Stiracchiandosi svogliatamente mentre, poco alla volta, il suo corpo e i suoi sensi tornavano a famigliarizzare con la vita di tutti i giorni, Ragnhild aprì gli occhi al nuovo giorno e sbatté confusa le palpebre.

Le pareti intonacate con stucchi color pesca erano intervallate da ampie vetrate, vaporosi tendaggi in leggera seta di ragno e arazzi di sopraffina bellezza.

Ragnhild non aveva idea se le scene ricreate da quelle magnificenti opere d’arte fossero scorci di antiche guerre o sprazzi di mistici racconti, ma amava osservarli a ogni suo risveglio.

In quei giorni si era spesso persa in contemplazione di quegli stupendi ricami e, più di una volta, Sthiggar l’aveva colta di sorpresa, abbracciandola alle spalle prima di sorridere della sua sorpresa.

Da quel che era venuta a sapere per bocca di Snorri, quegli arazzi erano stati confezionati dalla sua defunta moglie e, proprio per questo, Raghnild si era ben guardata dal fare ulteriori domande in merito ad essi.

Sapendo le cause della morte della madre di Sthiggar, aveva preferito non indagare troppo, pur se la curiosità ancora la accarezzava diabolica ogni qualvolta i suoi occhi si posavano su quelle opere.

Fu proprio per questo che distolse lo sguardo, lanciando un’occhiata oltre la barriera trasparente offerta dai vetri molati delle vetrate, scrutando il contorno morbido e accarezzato dal vento delle chiome degli alberi al di là dei confini della villa.

Alte mura di cinta ad ali di gabbiano cingevano la vasta proprietà in cui ora dimorava e, quand’anche l’ultimo frammento di sonno fu scomparso, Ragnhild si ritrovò a sorridere, pensando a dove si trovasse esattamente quella proprietà.

Le colline che sovrastavano Hindarall, capitale di tutti i regni muspell, erano state risparmiate dalla battaglia e quando lei, Sthiggar, Snorri, Thrym e Flyka avevano raggiunto la villa, l’avevano trovata miracolosamente intonsa.

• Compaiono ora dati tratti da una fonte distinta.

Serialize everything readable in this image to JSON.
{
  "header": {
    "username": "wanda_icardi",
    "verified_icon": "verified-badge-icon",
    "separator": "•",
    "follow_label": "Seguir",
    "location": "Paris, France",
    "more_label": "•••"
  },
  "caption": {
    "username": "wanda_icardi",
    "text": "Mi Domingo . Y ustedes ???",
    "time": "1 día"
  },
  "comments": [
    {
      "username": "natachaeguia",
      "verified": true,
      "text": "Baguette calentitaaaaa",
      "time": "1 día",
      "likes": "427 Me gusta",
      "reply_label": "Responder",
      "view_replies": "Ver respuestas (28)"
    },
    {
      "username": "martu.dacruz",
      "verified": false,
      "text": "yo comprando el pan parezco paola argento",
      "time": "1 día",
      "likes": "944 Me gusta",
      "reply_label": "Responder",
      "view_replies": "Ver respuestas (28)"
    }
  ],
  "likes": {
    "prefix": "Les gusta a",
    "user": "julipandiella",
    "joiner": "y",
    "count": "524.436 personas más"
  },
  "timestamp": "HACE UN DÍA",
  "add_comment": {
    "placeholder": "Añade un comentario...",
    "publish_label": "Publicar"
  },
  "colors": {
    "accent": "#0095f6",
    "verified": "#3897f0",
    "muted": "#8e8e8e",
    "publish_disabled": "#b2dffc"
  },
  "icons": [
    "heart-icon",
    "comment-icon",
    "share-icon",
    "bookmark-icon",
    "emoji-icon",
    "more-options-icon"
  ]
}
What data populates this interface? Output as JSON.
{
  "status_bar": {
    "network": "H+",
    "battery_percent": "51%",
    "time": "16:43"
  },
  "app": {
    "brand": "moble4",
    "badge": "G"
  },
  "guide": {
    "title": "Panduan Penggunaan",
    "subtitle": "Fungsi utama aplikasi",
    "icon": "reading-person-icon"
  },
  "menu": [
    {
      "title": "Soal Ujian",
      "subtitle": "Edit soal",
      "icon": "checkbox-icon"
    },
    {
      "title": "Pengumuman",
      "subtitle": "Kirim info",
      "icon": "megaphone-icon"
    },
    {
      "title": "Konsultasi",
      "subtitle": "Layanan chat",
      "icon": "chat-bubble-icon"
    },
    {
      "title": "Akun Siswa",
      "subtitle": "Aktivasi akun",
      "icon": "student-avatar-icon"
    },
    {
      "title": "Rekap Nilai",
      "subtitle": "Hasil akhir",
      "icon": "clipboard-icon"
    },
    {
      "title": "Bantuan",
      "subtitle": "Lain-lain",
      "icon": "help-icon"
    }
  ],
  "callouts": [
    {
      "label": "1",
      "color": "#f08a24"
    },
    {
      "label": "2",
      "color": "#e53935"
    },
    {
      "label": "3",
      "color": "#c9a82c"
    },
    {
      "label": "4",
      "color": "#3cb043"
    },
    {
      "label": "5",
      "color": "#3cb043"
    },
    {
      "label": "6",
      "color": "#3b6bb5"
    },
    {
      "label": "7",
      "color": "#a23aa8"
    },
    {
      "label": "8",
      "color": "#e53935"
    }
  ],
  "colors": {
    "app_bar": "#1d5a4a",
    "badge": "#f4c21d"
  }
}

Nascosti in una stanza e armati di bastoni e altre armi di fortuna, i domestici di casa Glenrson avevano pianto di gioia, alla vista del loro signore e, quand’anche Sthiggar aveva fatto la sua apparizione, ognuno di loro aveva plaudito il suo ritorno.

Concitate erano state le domande in merito a quanto avvenuto in città e Snorri, ben sapendo come potessero sentirsi, aveva concesso a ogni membro della servitù di recarsi presso le rispettive famiglie per sincerarsi delle loro condizioni.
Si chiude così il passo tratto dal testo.